Et pourquoi l’envie de rééditer ce disque ? Est-ce une idée personnelle ou l’attente était telle que ce projet est apparu comme une évidence ?

Apparemment c’est un vrai collector, alors que moi je n’en ai qu’un seul exemplaire. C’est sûr que pour le trouver aujourd’hui… faut s’accrocher. Nous même on avait pensé à le rééditer sur notre label Flashbacks Futures mais Born Bad avait un plus gros réseau de distribution. JB [Wizzz] a voulu faire ça pour le disquaire day. Il y a plein de jeunes gens qui nous on découvert sur des compilations. Ca prouve que le disque n’a pas trop vieilli. On a été surpris quand on a appris qu’un label allemand Genetik avait réédité le maxi il y a quelque temps, on n’était pas au courant. C’est suite à ça qu’on a découvert que dans les soirées new wave le titre Berlin passait souvent. On ne pensait pas une seule seconde à l’époque faire quelque chose qui pourrait devenir culte.

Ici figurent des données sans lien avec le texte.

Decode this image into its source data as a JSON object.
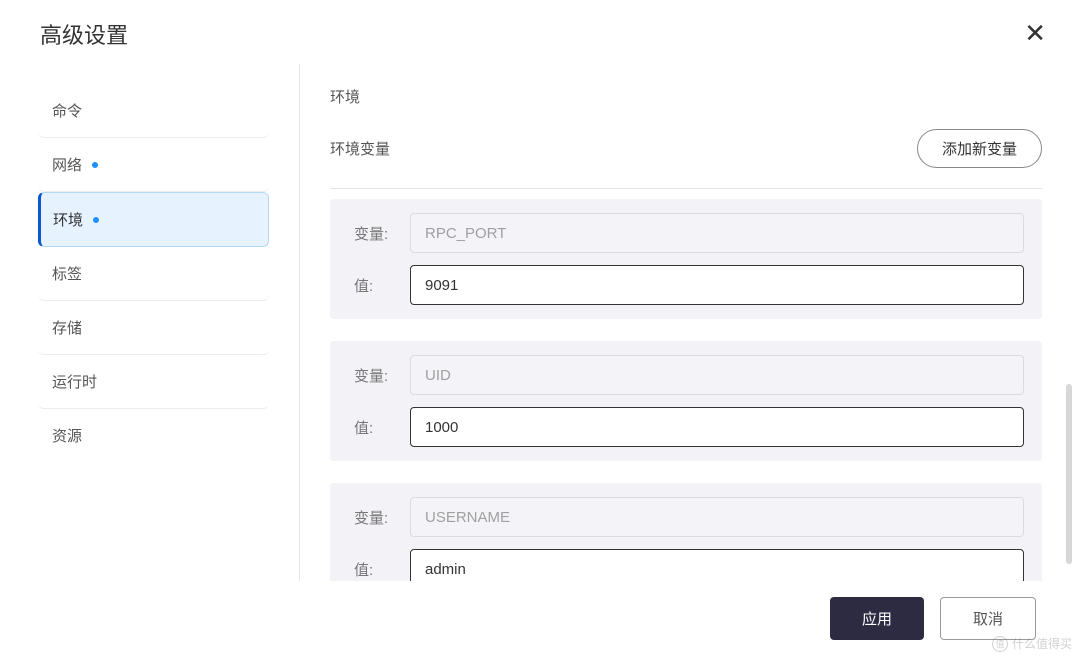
{
  "dialog": {
    "title": "高级设置",
    "close_symbol": "✕"
  },
  "sidebar": {
    "items": [
      {
        "label": "命令",
        "active": false,
        "has_dot": false
      },
      {
        "label": "网络",
        "active": false,
        "has_dot": true
      },
      {
        "label": "环境",
        "active": true,
        "has_dot": true
      },
      {
        "label": "标签",
        "active": false,
        "has_dot": false
      },
      {
        "label": "存储",
        "active": false,
        "has_dot": false
      },
      {
        "label": "运行时",
        "active": false,
        "has_dot": false
      },
      {
        "label": "资源",
        "active": false,
        "has_dot": false
      }
    ]
  },
  "content": {
    "section_title": "环境",
    "sub_label": "环境变量",
    "add_button": "添加新变量",
    "var_key_label": "变量:",
    "var_value_label": "值:",
    "vars": [
      {
        "key": "RPC_PORT",
        "value": "9091"
      },
      {
        "key": "UID",
        "value": "1000"
      },
      {
        "key": "USERNAME",
        "value": "admin"
      }
    ]
  },
  "footer": {
    "apply": "应用",
    "cancel": "取消"
  },
  "watermark": "什么值得买"
}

Et le choix du format 45 tours aujourd’hui…

Oui Born Bad voulait le faire à l’identique. Ce qui m’étonne c’est qu’on refasse du vinyle, c’est une drôle d’idée commercialement parlant. En 2007 on a sorti un album en CD et en vinyle, et le vinyle ne s’est pas vendu. Il y a juste quelques fans qui ont les moyens de se procurer l’objet. En plus il faut le matériel. Je trouve que c’est un peu de la poudre au yeux. Tout est numérisé aujourd’hui. Pourtant je ne suis pas connecté aux nouvelles technologies. Je ne vais pas sur les réseaux sociaux. Je sais juste que Guerre Froide a une page Facebook mais je ne m’en occupe pas.

Petit retour en arrière… Comment naît Guerre Froide ?

C’est une vieille histoire. On est issu du punk, et on en est sorti en ayant envie de faire un peu autre chose. On a suivi toute la vague new wave, cold wave, post punk. Le bruit, certes, mais on voulait se démarquer. Avec Fabrice Fruchart on a créé le groupe et Glibert Deffais, à la boite à rythme, a eu l’idée du nom puisqu’on est tous nés à une époque où la guerre froide était bien présente. On cherchait un nom français un peu provoc.

Et puis il y a ce fameux concert au BJ’s d’Amiens le 11 novembre 1981 au soir.

C’est l’époque où j’avais encore deux groupes en même temps, Stress et Guerre Froide. C’est parti un peu en sucette le soir, les gens n’appréciaient pas trop ce qu’on faisait avec Guerre Froide. Ils préféraient le coté plus punk, plus rentre dedans de Stress. Suite à ce concert on a édité le live sous forme d’une cassette un peu à l’arrache. C’était notre deuxième concert seulement. Je me souviens du précédent, c’était un set de six titres et le public avait tellement aimé qu’on avait rejoué le set dans la foulée.

Vous entrez en studio à Choisy-le-Roy en novembre 81. Vous avez peu de temps, un week-end.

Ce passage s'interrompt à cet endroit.